On general scientific principles the reasons for archiving "raw data"
all boil down to one thing: there was a systematic error, and you hope
to one day account for it. After all, a "systematic error" is just
something you haven't modeled yet. Is it worth modelling? That depends...
There are two main kinds of systematic error in MX:
1) Fobs vs Fcalc
Given that the reproducibility of Fobs is typically < 3%, but
typical R/Rfree values are in the 20%s, it is safe to say that this is a
rather whopping systematic error. What causes it? Dunno. Would
structural biologists benefit from being able to model it? Oh yes!
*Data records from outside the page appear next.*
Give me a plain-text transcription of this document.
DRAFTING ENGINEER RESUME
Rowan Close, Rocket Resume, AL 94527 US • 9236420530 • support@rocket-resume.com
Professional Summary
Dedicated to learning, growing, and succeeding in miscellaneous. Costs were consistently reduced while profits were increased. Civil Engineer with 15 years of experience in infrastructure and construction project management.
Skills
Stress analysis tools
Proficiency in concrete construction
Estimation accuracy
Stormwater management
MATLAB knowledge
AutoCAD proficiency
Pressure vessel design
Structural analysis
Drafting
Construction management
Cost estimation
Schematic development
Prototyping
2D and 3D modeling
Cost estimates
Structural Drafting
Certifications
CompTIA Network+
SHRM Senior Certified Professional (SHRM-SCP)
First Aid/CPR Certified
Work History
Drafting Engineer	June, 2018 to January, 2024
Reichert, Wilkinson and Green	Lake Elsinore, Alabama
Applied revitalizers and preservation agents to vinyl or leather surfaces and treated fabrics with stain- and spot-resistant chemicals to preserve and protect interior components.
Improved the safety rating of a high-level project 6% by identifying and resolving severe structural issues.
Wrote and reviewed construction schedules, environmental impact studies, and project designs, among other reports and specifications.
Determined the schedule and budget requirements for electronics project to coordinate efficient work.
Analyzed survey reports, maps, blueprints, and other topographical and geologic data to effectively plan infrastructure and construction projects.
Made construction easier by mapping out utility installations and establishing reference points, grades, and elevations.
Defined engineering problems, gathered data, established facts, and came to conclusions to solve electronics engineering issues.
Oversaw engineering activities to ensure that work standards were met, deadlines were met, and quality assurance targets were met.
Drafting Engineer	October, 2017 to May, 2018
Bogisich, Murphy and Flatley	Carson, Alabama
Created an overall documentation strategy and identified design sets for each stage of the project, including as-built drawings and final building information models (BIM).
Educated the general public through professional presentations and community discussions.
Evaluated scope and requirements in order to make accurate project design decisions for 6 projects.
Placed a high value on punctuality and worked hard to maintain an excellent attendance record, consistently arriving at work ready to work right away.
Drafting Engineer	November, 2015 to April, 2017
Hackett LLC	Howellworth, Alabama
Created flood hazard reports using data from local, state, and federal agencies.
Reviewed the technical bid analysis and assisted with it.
Imagine being able to reliably see a ligand that has an occupancy of
only 0.05, or to be able to unambiguously distinguish between two
proposed reaction mechanisms and back up your claims with hard-core
statistics (derived from SIGF). Perhaps even teasing apart all the
different minor conformers occupied by the molecule in its functional
cycle? I think this is the main reason why we all decided to archive
Fobs: 20% error is a lot.
2) scale factors
We throw a lot of things into "scale factors", including sample
absorption, shutter timing errors, radiation damage, flicker in the
incident beam, vibrating crystals, phosphor thickness, point-spread
vaiations, and many other phenomena. Do we understand the physics
behind them? Yes (mostly). Is there "new biology" to be had by
modelling them more accurately? No. Unless, of course, you count all
the structures we have not solved yet.
Wouldn't it be nice if phasing from sulfur, phosphorous, chloride and
other "native" elements actually worked? You wouldn't have to grow
SeMet protein anymore, and you could go after systems that don't express
well in E. coli. Perhaps even going to the native source! I think
there is plenty of "new biology" to be had there. Wouldn't it be nice
if you could do S-SAD even though your spots were all smeary and
overlapped and mosaic and radiation damaged?
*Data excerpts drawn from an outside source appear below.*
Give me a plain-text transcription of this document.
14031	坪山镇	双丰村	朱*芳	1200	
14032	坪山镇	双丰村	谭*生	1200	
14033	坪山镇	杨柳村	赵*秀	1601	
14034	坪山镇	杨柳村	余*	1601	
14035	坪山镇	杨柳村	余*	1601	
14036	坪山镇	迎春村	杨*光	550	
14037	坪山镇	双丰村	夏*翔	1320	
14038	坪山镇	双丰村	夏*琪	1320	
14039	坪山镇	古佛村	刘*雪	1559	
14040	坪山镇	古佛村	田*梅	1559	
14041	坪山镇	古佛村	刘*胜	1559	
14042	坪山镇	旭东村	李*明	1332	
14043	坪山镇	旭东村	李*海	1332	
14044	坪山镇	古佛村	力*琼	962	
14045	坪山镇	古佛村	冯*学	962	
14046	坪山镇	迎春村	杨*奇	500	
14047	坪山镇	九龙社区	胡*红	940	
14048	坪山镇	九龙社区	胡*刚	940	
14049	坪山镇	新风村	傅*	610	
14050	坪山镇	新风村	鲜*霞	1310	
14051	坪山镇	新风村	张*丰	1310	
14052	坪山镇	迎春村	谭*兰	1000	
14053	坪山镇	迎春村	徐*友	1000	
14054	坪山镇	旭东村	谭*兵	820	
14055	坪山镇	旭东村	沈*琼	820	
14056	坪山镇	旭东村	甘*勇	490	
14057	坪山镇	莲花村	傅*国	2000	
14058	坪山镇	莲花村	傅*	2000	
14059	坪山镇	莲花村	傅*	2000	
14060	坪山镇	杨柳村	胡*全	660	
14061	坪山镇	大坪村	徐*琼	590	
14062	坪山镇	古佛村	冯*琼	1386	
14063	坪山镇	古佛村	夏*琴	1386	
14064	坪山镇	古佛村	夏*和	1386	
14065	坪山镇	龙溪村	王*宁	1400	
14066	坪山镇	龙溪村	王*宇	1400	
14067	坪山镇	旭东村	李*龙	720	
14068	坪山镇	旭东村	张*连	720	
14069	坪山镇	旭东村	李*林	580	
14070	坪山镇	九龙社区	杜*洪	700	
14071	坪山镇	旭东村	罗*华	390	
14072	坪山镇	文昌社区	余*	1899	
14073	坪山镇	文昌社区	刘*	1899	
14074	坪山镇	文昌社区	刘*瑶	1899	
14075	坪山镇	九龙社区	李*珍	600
Why don't we do this now? Simple!: it doesn't work. Why doesn't it
work? Because we don't know all the "scale factors" accurately enough.
In most cases, the "% error" from all the scale factors usually adds up
to ~3% (aka Rmerge, Rpim etc.), but the change in spot intensities due
to native element anomalous scattering is usually less than 1%.
Currently, the world record for smallest Bijvoet ratio is ~0.5% (Wang et
al. 2006), but if photon-counting were the only source of error, we
should be able to get Rmerge of ~0.1% or less, particularly in the
low-angle resolution bins. If we can do that, then there will be little
need for SeMet anymore.
But, we need the "raw" images if we are to have any hope of figuring out
how to get the errors down to the 0.1% level. There is no one magic
dataset that will tell us how to do this, we need to "average over" lots
of them. Yes, this is further "upstream" of the "new biology" than
deposited Fs, and yes the cost of archiving images is higher, but I
think the potential benefits to the structural biology community if we
can crack the 0.1% S-SAD barrier is nothing short of revolutionary.
-James Holton
MAD Scientist
On 11/1/2011 8:32 AM, Anastassis Perrakis wrote:
Dear Gerard
Isolating your main points:
but there would have been no PDB-REDO because the
data for running it would simply not have been available! ;-) . Or do
you
think the parallel does not apply?
...
have thought, some value. From the perspective of your message, then,
why
are the benefits of PDB-REDO so unique that PDB-REPROCESS would have no
chance of measuring up to them?
I was thinking of the inconsistency while sending my previous email
... ;-)
Basically, the parallel does apply. PDB-REPROCESS in a few years would
be really fantastic - speaking as a crystallographer and methods
developer.
Speaking as a structural biologist though, I did think long and hard
about
the usefulness of PDB_REDO. I obviously decided its useful since I am now
heavily involved in it for a few reasons, like uniformity of final
model treatment,
improving refinement software, better statistics on structure quality
metrics,
and of course seeing if the new models will change our understanding of
the biology of the system.
An experiment that I would like to do as a structural biologist - is
the following:
What about adding an "increasing noise" model to the Fobs's of a few
datasets and re-refining?
How much would that noise change the final model quality metrics and
in absolute terms?
(for the changes that PDB_RE(BUILD) does have a preview at
http://www.ncbi.nlm.nih.gov/pubmed/22034521
....I tried to avoid the shamelessly self-promoting plug-in, but could
resists at the end!)
That experiment - or a better designed variant for it ? - would maybe
tell us if we should be advocating the archive of all images,
and being scientifically convinced of the importance of that beyond
methods development, we would all argue a strong case
to the funding and hosting agencies.
Tassos
PS Of course, that does not negate the all-important argument, that
when struggling with marginal
data better processing software is essential. There is a clear need
for better software
to process images, especially for low resolution and low signal/noise
cases.
Since that is dependent on having test data I am all for supporting an
initiative to collect such data,
and I would gladly spend a day digging our archives to contribute.